Obwohl es bei der dicht gewebten Erzählung fast unmöglich scheint, ist Žganjars Buch nicht das Produkt von Tagebuchnotizen, nur kürzerer Aufzeichnungen von Erlebnissen und seines guten Gedächtnisses sowie des Wiederkäuens von Abenteuern mit Freunden. Sein Schreiben ist ein frischer Wind - gerade Bora - in der alpinistischen Literatur, es ist saftig, durchtränkt mit Humor und einerseits naturalistisch und andererseits lyrisch: "Ich möchte nicht nur ein weiterer Aufschreiber der Eroberung des Uneroberbaren und des Prahlen mit Leistungen sein. Wenn in meinen Geschichten etwas Humor oder Selbsthumor erkennbar ist, freut mich das nur, beziehungsweise ist mir gelungen, was ich schreiben wollte. Ich versuche so naturalistisch wie möglich zu leben, zumindest hoffe ich, lyrisch - ich denke, ich bin im Herzen Romantiker. Ich schreibe Gedichte, komponiere, Musik ist eine der Schlüsselthings in meinem Leben."

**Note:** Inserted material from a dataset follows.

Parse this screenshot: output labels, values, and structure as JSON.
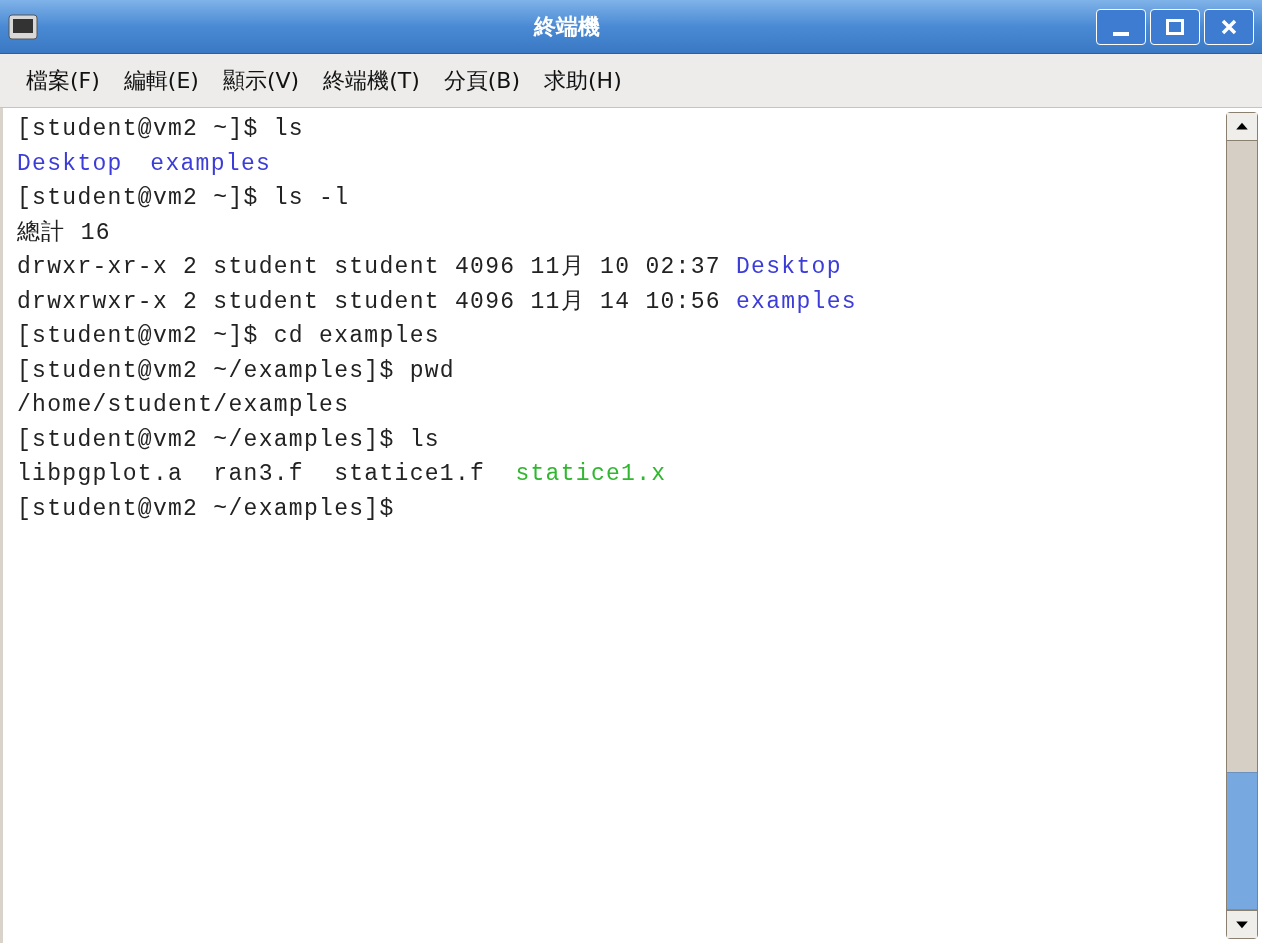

"Tomaž' Verwickelte Geschichten sind der Widerschein einer Zeit, die unaufhaltsam vergangen ist. Das sind nicht die Geschichten, an die wir aus vielen Büchern bewährter Alpinisten gewöhnt sind, wie Helden klettern und bedingungslos auch so anspruchsvolle Kletterprobleme lösen, eher umgekehrt - es sind Beschreibungen von Geschichten, vor allem aber Unglücken des Autors, der es wagte, alles mit einer Prise Humor zu beschreiben, worin sich dieses Buch sicherlich von anderen bisher erschienenen unterscheidet," bewertet der Herausgeber des Buches und des Bergverlags Vladimir Habjan und fügt hinzu: "Wem sind die Geschichten zugedacht? Natürlich der gesamten Generation des Autors, die langsam ihre aktivste Kletterphase beendet, andererseits werden sie auch der jüngeren Generation interessant sein, damit die Jungen sehen, was alle 'alten Kämpfer' in ihrer Zeit 'durchmachen' mussten. Ganz andere Zeiten haben den Autor und seine Kletterpartner geschliffen und zu selbstständigen Persönlichkeiten geformt. Der Charme des Buches und der ganzen Reihe von Geschichten, die sowohl Gipfel als auch Meer berühren, liegt darin, dass das Buch - wenn wir es einmal in die Hand nehmen - wir nicht aufhören können zu lesen, bis wir zur letzten Seite kommen. Das ist auch das Ziel des Verlegers."